When the Eaters strike the first time, Eben is terrified. He is not a Warrior. “You will be soon!,” laughs Herger the joyous. He does survive, but a scratch on his face, and even gets one of them. But they return in force. The North Men suspect there is some supernatural force at play. The dead bodies of the Eaters disappeared after battle and when fire appears up on the hill from whence they came first time around, they shout “they have roused the fire serpent”. These truly are mythical lands.

The Eaters return in force and Eben enters a battle frenzy, loses himself and his old ways to bloodlust in the moment. He is not a Warrior and so does not remain grounded and focused in the moment of battle, though he is an able arm in battle already, especially after he got his Arabian scimitar cut at the smithy. Herger laughs at him “You got one? Don’t worry. There’s more!”.

Taking the battle to them

The brave king Buliwyf rouses his men – those who remain – to a counter-attack. Eben has turned into an important part of the group, for he is the man with talents of his own – as well as a big brain. There is a nice scene in which Eben rides out of the Viking village and the beautiful lass that he has bonded with strokes her arm against his leg as he rides out.

We know from earlier that Eben is fond of beautiful women, and we see his temptation to turn around and spend time with the fair-haired beauty. But he has discovered something new and perhaps even more important now: Brotherhood. He knows he cannot let his brothers down, leave them to their fates while he is frolicking with a woman. It’s simply not the way of a mature man.

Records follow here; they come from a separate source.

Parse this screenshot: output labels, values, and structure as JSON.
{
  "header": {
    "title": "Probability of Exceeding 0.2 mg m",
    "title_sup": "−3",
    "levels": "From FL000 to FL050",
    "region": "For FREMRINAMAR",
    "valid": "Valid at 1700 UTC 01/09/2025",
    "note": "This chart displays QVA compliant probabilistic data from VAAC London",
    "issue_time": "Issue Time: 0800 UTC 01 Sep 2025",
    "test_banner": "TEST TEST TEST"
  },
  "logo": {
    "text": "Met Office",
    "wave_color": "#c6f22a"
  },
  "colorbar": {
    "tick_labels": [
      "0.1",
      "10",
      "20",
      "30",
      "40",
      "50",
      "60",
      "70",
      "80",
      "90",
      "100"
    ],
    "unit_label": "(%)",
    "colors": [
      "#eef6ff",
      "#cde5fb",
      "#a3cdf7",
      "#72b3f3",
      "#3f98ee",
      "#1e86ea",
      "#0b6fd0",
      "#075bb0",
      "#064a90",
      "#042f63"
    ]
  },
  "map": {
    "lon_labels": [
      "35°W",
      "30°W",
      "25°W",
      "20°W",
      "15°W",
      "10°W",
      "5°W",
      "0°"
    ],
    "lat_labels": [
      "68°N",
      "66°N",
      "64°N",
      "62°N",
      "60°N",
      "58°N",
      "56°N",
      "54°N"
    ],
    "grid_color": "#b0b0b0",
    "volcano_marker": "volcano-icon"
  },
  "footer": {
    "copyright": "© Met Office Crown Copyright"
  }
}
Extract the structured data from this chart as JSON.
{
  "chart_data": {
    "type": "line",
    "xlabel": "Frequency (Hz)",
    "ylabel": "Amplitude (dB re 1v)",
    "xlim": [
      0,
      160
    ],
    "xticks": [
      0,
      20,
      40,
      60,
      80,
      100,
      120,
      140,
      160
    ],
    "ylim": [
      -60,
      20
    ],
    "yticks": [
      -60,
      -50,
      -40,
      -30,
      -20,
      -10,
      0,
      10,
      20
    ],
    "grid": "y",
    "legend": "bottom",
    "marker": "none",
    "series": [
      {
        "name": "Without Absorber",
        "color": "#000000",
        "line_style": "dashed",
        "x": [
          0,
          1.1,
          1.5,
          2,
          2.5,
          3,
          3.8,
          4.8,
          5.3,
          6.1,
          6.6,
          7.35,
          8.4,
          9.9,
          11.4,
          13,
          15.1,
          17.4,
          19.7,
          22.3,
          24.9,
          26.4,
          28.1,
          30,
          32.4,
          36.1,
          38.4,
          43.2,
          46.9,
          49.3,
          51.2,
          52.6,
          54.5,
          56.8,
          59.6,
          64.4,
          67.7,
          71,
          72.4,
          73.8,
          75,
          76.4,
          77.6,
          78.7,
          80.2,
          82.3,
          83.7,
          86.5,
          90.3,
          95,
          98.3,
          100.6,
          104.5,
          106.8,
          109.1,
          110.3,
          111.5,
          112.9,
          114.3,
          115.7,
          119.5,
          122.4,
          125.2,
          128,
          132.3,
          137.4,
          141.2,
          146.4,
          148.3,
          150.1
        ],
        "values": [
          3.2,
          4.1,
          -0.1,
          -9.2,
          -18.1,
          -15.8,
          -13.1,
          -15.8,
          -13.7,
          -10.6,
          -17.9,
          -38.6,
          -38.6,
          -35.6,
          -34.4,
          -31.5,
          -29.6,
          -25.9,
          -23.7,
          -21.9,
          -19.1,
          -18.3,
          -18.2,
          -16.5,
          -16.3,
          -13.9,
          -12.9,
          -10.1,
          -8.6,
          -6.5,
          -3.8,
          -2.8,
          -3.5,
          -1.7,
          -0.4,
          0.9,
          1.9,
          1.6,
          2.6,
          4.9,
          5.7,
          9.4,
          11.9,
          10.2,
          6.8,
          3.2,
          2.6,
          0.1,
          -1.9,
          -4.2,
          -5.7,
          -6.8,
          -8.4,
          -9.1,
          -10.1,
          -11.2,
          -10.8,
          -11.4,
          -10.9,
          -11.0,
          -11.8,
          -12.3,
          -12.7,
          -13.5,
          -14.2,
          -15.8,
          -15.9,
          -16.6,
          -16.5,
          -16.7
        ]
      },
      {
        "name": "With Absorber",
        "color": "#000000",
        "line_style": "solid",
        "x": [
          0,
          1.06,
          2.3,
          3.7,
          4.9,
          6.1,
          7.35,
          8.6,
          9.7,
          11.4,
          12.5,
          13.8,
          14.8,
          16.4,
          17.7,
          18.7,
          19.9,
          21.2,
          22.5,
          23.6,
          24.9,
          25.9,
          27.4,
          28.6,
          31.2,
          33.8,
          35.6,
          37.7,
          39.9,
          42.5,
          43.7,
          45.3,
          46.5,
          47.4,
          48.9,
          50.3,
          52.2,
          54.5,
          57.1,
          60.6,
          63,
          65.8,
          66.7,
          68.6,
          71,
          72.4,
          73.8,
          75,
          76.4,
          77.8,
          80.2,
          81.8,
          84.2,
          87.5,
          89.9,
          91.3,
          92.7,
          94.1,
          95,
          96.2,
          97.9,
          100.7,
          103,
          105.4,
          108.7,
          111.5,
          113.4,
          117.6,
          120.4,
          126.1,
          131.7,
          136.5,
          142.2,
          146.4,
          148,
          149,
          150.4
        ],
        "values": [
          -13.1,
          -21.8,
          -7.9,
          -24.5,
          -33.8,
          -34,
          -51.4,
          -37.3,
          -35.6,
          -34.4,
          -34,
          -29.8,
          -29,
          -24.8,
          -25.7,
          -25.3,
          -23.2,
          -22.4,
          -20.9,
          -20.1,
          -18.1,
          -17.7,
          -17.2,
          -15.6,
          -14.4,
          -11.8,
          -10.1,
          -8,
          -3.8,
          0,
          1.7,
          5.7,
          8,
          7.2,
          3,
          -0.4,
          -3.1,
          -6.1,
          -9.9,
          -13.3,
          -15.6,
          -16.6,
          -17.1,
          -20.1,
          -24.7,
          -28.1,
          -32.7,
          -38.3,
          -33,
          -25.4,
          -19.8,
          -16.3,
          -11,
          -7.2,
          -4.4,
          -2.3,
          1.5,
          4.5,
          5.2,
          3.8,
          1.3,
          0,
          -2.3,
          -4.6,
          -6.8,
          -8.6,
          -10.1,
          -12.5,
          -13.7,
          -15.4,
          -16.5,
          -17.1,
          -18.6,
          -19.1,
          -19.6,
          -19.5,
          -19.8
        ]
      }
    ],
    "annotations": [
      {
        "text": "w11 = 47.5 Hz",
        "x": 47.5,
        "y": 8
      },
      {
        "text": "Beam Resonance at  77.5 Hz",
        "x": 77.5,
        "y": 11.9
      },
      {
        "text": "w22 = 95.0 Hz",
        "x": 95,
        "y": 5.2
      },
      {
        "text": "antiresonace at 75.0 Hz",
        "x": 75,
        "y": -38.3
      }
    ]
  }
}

They successfully raid the encampment of the enemy– who are a spooky and primitive sort of group – and Buliwyf slays their female spiritual leader. But he is poisoned by her before he gets her head. As his last hours are upon him, Buliwyf calls on Eben to write down the stories of his life, that it might be remembered. Eben is moved and recognizes, once and for all, the greatness of these fearless warriors. He agrees that such would be a worthy thing.

The final battle comes to pass – the male leader of the enemy must also be crushed for the enemy to be broken, and in the dark moments before battle, Eben kneels on the ground to pray: “God, Merciful Father, I have squandered my days with plans of many things . . . this was not among them . . . but at this moment, I beg only to live the next few minutes well”. Beautiful. He is asking his God for help in staying grounded and present in the moment. Male spirituality at its finest.

And so, with the calling on the forefathers and a homage to the Halls of Valhalla (which Eben beautifully partakes in), Buliwyf kills the general of the enemy with what remains of his waning life force. And so, more or less, it ends.


13th Warrior is a pretty light-hearted movie, but what strikes me about it is that it’s a good story for studying the Wild Man archetype, but perhaps more importantly the integration of the Lover and the Warrior archetypes in the KWML system.

Ahmad Ibn Fadlan was exiled because he lusted for the woman of another man. He is also a poet. Ergo, he is a Lover archetype. And then he teams up with a tribe of savage Warriors, who turn out to be noble at their core. What happens in Eben through this adventure is an integration of the Lover and the Warrior, particularly demonstrated through the relationship he shares with Buliwyf (a character who is a king, but whose archetypal function in the movie is of a Warrior King). It is a noteworthy theme and makes the movie a worthy watch.